A financially motivated hacker with "low-to-medium" technical skill used Claude and DeepSeek to breach more than 600 FortiGate firewall devices across 55 countries in five weeks, Amazon Threat Intelligence reported. The attacker used Claude to generate vulnerability assessment scripts and DeepSeek to write reconnaissance tools and extract device configurations. No advanced exploits were needed. The firewalls had weak passwords and exposed management ports.
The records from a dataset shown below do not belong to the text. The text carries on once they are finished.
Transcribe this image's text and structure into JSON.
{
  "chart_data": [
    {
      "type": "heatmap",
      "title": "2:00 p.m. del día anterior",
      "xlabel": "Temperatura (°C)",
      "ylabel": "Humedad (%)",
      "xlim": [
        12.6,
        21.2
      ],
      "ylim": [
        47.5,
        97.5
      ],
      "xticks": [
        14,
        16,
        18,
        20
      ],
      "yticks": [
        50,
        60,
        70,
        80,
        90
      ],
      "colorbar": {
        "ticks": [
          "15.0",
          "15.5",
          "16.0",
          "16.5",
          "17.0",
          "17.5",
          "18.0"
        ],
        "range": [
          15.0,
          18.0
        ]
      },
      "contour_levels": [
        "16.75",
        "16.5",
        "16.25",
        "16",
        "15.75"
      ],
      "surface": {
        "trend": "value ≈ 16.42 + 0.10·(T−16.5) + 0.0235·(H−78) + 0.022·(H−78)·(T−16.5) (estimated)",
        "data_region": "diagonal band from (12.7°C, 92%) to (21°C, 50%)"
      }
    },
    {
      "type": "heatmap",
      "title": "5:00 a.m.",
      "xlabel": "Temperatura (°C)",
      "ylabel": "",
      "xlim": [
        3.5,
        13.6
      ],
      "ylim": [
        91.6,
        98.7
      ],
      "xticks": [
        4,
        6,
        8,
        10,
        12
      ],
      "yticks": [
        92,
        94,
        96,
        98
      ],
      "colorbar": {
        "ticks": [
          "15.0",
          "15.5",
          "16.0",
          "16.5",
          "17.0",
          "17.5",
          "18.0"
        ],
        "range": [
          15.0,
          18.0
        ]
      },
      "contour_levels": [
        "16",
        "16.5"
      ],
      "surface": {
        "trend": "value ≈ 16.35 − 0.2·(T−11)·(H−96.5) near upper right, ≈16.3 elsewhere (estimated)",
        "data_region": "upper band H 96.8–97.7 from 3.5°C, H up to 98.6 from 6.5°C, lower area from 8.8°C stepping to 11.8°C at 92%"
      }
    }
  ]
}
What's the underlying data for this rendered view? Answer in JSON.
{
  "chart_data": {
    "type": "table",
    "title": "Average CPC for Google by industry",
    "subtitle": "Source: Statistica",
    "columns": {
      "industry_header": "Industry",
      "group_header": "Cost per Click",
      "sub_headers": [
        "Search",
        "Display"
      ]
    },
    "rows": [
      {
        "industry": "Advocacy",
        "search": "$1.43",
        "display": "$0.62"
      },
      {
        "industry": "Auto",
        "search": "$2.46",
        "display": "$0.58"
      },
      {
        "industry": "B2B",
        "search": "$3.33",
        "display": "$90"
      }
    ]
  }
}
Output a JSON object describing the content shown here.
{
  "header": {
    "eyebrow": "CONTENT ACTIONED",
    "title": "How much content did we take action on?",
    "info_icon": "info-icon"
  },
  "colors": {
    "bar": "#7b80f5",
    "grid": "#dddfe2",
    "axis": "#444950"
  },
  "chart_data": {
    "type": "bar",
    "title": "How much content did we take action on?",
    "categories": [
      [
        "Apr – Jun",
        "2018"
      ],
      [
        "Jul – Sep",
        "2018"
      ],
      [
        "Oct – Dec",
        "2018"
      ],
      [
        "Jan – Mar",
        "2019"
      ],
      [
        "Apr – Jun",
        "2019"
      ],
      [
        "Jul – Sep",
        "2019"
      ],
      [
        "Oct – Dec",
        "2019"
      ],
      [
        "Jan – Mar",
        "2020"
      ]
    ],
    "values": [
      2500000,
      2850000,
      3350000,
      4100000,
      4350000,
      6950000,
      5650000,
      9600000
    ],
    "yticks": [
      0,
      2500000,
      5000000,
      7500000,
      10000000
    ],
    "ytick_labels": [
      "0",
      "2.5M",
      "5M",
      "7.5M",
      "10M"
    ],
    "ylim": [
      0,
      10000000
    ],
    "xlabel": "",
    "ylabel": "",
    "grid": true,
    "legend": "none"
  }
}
Sources: Bleeping Computer, February 2026 | The Hacker News, February 2026
Our take: Six hundred firewalls across 55 countries in five weeks. No zero-days, no hacking team. One person with AI subscriptions and basic skills. The firewalls had weak passwords and management ports open to the internet. The AI didn't do anything a specialist couldn't. It just meant the specialist didn't need to exist. Amazon called the attacker "low-to-medium" capability. That label used to describe someone who defaces WordPress sites. It now describes someone who compromises critical infrastructure across 55 countries over lunch. The security industry spent years warning about AI-powered cyberattacks by nation states. Nobody mentioned the freelancer.